From the last chapter of Os Guiness, The Call:
No one has captured this more profoundly than George MacDonald in his sermon “The New Name” from Unspoken Sermons. In his message in Revelation to the Church in Pergamum, Jesus promised “a white stone with a new name written on it, known only to him who receives it.” MacDonald pointed out in good biblical fashion that “the true name is one which expresses the character, the nature, the meaning of the person who bears it. It is the man’s own symbol — his soul’s picture, in a word — the sign which belongs to him and no one else. Who can give a man this, his own nature? God alone. For no one but God sees what a man is.”
But then, in a hauntingly suggestive passage, MacDonald went further and gave the lie to all who think that “discovering our giftedness and calling” and “fulfilling the real you” is a simple and straightforward matter.
It is only when the man has become his name that God gives him the stone with the name upon it, for then first can he understand what his name signifies. It is the blossom, the perfection, the completeness, that determines the name: and God foresees that from the first because He made it so: but the tree of the soul, before its blossom comes, cannot understand what blossom it is to bear and could not know what the word meant, which, in representing its own unarrived completeness, named itself.
Such a name cannot be given until the man is the name. God’s name for the man must be the expression of His own idea of the man, that being whom He had in his thought when he began to make the child, and whom He keeps in His thought through the long process of creation that went to realize the idea. To tell the name is to seal the success — to say “In thee also I am well pleased.”

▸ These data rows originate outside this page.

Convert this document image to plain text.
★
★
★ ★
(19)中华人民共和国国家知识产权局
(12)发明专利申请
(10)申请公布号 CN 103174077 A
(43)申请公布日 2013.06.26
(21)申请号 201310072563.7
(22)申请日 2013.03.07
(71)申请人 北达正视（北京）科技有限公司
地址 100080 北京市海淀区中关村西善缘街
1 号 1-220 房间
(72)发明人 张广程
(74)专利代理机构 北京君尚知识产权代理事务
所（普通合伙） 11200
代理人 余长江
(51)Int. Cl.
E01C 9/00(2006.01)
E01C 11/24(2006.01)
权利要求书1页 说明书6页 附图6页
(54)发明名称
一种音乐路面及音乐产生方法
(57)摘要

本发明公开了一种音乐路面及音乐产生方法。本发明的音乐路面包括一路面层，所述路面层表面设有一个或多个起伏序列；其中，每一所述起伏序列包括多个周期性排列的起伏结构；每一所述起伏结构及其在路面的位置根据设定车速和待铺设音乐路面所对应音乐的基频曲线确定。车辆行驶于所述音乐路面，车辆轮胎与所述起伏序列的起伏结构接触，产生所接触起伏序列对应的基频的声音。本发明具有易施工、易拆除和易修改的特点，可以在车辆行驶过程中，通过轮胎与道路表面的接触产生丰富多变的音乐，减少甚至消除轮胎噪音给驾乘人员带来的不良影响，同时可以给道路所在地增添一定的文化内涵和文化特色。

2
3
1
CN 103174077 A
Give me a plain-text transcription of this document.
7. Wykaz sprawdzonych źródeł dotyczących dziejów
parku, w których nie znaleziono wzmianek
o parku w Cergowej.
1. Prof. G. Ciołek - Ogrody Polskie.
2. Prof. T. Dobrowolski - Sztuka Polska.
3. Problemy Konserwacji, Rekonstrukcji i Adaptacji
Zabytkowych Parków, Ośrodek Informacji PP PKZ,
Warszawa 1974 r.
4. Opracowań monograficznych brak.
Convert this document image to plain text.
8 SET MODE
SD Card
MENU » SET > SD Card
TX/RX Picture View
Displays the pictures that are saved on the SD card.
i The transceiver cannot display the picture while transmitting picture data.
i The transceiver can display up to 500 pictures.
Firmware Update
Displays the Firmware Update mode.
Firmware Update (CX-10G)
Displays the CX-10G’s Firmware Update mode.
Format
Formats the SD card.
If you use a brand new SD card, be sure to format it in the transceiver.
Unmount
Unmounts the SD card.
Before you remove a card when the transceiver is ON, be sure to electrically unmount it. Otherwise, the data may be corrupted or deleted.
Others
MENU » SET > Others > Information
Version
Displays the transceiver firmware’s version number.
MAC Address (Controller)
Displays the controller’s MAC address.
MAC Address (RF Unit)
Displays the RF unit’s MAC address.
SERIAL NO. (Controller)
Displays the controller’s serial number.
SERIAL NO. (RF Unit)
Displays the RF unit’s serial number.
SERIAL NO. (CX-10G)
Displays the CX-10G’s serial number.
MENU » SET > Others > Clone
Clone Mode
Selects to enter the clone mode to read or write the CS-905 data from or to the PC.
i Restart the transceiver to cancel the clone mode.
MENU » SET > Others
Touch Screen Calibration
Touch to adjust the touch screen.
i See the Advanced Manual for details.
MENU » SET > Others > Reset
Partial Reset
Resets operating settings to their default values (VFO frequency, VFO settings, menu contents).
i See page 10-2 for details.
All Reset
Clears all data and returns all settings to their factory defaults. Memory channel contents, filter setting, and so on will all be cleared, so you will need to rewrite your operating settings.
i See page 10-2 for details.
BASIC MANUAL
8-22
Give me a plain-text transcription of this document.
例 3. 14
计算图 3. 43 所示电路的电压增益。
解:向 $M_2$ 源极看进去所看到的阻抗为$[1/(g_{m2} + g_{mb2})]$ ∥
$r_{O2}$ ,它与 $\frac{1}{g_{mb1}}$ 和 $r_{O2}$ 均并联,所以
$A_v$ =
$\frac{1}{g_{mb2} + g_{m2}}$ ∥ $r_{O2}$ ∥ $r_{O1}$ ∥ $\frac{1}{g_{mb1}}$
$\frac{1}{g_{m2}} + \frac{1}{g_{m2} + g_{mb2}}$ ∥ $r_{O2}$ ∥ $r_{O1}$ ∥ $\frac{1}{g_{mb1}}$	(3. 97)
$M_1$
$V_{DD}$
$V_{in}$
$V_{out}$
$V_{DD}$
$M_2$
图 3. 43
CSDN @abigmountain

Perhaps you are frustrated by the gap that still remains between your vision and your accomplishment. Or you may be depressed by the pages of your life that are blotched with compromises, failures, betrayals, and sin. You have had your saw. Other may have had their say. But make no judgements and draw no conclusions until the scaffolding of history is stripped away and you see what it means for God to have had his saw — and made you what you were called to be.
We are “called to be.” Who dares set against this sublime vision the crude insult of being “constrained to be,” the puny audacity of “the courage to be” or the pedestrian fatalism of being “constituted to be”? From its awesome beginning, when a voice was heard but no figure seen, to its soaring climax, when God will unveil his design for all his children at our Last Call, the character and purpose of calling beggar the imagination and thrill the heart and soul of all but the most deaf and unresponsive.
I hope that’s encouraging to all you readers as it is to me!